ID: HR19-1051

Presenting author: Emma Garrod

Presenting author biography:

Emma Garrod is a Clinical Nurse Educator and Masters Candidate at the University of BC. She has worked for over 10 years in HIV and substance use care, in community and hospital settings. Her interests include substance use education for nurses, harm reduction, drug policy, and peer inclusion.

Hospital harm reduction: peer and provider perspectives

Emma Garrod, Wendy Stevens, Melissa Nicholson, Elyse Magee, Scott Harrison

Issue:
Patients admitted to hospital may still actively use illicit substances and are often met with judgment and abstinence-based policies. Research has demonstrated that these patients frequently leave before receiving needed care, leading to antibiotic resistance and costly readmissions. Further studies examined patient and nurse experiences: people who use drugs (PWUD) describe hospitals as a risk environment where it is nearly impossible to have their needs met and nurses expressed ethical tensions between providing harm reduction interventions and abstinence-based hospital policy.

Setting:
St. Paul’s Hospital in Vancouver, Canada is an inner-city hospital serving a population with high rates of substance use. It sees the highest rates of opioid overdoses in the region and is a leader in hospital harm reduction initiatives.

Key Arguments:
Harm reduction is an evidence-based intervention with principles that can be applied in a hospital setting, and site-specific research with both patients and nurses indicated the need for policy revision. A group convened to change organizational policy, improving care for this population and clarifying approaches to substance use.
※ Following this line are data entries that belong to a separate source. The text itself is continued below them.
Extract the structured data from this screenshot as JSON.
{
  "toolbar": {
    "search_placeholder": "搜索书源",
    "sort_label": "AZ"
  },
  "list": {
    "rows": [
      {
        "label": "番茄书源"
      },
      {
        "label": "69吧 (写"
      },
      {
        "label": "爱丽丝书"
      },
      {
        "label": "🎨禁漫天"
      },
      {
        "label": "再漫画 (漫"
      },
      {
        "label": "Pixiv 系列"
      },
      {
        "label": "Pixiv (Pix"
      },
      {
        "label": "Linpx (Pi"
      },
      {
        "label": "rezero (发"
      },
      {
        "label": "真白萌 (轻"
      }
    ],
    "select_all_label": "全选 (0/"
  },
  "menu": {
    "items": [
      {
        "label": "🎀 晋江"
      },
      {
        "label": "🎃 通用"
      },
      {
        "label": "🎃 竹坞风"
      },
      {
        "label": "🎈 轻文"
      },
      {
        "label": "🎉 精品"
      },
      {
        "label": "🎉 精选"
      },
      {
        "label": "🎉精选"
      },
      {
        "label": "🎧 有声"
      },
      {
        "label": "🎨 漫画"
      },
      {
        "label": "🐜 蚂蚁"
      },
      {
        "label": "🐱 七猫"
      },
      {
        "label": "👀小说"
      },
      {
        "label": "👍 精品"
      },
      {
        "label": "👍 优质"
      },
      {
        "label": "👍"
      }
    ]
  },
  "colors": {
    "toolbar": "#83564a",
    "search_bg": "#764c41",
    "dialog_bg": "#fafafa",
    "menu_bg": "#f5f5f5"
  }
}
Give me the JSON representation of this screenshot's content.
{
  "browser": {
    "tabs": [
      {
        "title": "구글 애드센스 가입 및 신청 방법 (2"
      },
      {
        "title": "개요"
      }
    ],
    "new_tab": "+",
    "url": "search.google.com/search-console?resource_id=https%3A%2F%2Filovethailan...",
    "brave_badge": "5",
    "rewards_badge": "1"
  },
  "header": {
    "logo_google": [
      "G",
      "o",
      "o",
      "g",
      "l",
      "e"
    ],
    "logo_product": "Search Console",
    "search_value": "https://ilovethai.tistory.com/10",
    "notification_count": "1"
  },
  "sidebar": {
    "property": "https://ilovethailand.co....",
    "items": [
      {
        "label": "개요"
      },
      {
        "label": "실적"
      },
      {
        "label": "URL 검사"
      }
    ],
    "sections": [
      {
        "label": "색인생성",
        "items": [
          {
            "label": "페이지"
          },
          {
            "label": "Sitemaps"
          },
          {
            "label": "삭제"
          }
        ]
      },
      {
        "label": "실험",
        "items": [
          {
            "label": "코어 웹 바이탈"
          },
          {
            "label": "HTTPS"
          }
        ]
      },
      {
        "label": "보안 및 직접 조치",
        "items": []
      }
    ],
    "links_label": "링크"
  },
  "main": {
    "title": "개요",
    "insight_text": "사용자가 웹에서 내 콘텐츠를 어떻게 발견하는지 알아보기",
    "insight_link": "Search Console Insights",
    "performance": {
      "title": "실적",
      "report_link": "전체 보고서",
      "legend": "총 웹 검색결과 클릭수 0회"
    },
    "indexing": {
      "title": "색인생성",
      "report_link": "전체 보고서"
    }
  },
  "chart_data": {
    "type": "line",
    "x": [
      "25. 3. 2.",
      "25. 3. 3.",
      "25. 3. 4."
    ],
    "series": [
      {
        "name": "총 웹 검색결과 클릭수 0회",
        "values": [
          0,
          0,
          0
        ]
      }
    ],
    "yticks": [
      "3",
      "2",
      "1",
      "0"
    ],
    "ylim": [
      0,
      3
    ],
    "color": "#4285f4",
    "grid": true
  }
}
Outcomes and Implications:
Two policies were revised- “Alcohol and Substance Use-Inpatient Care” and “Philosophy of Care for Patients Who Use Substances.” With harm reduction written into corporate policy, care providers are able to have open conversations with patients and better meet their needs. Policy provided foundational support for many harm reduction initiatives, including an organization-wide take home naloxone program, managed alcohol program, injectable opioid agonist therapy and an overdose prevention site located at the hospital. Staff are supported with a Clinical Nurse Educator focused on substance use, a robust Addiction Medicine Consult Team and peers who can provide a lived-experience lens to patient care. The hospital has become a leader in harm reduction, sharing policies and practices widely. Perspectives on policy change from a peer lens will be shared.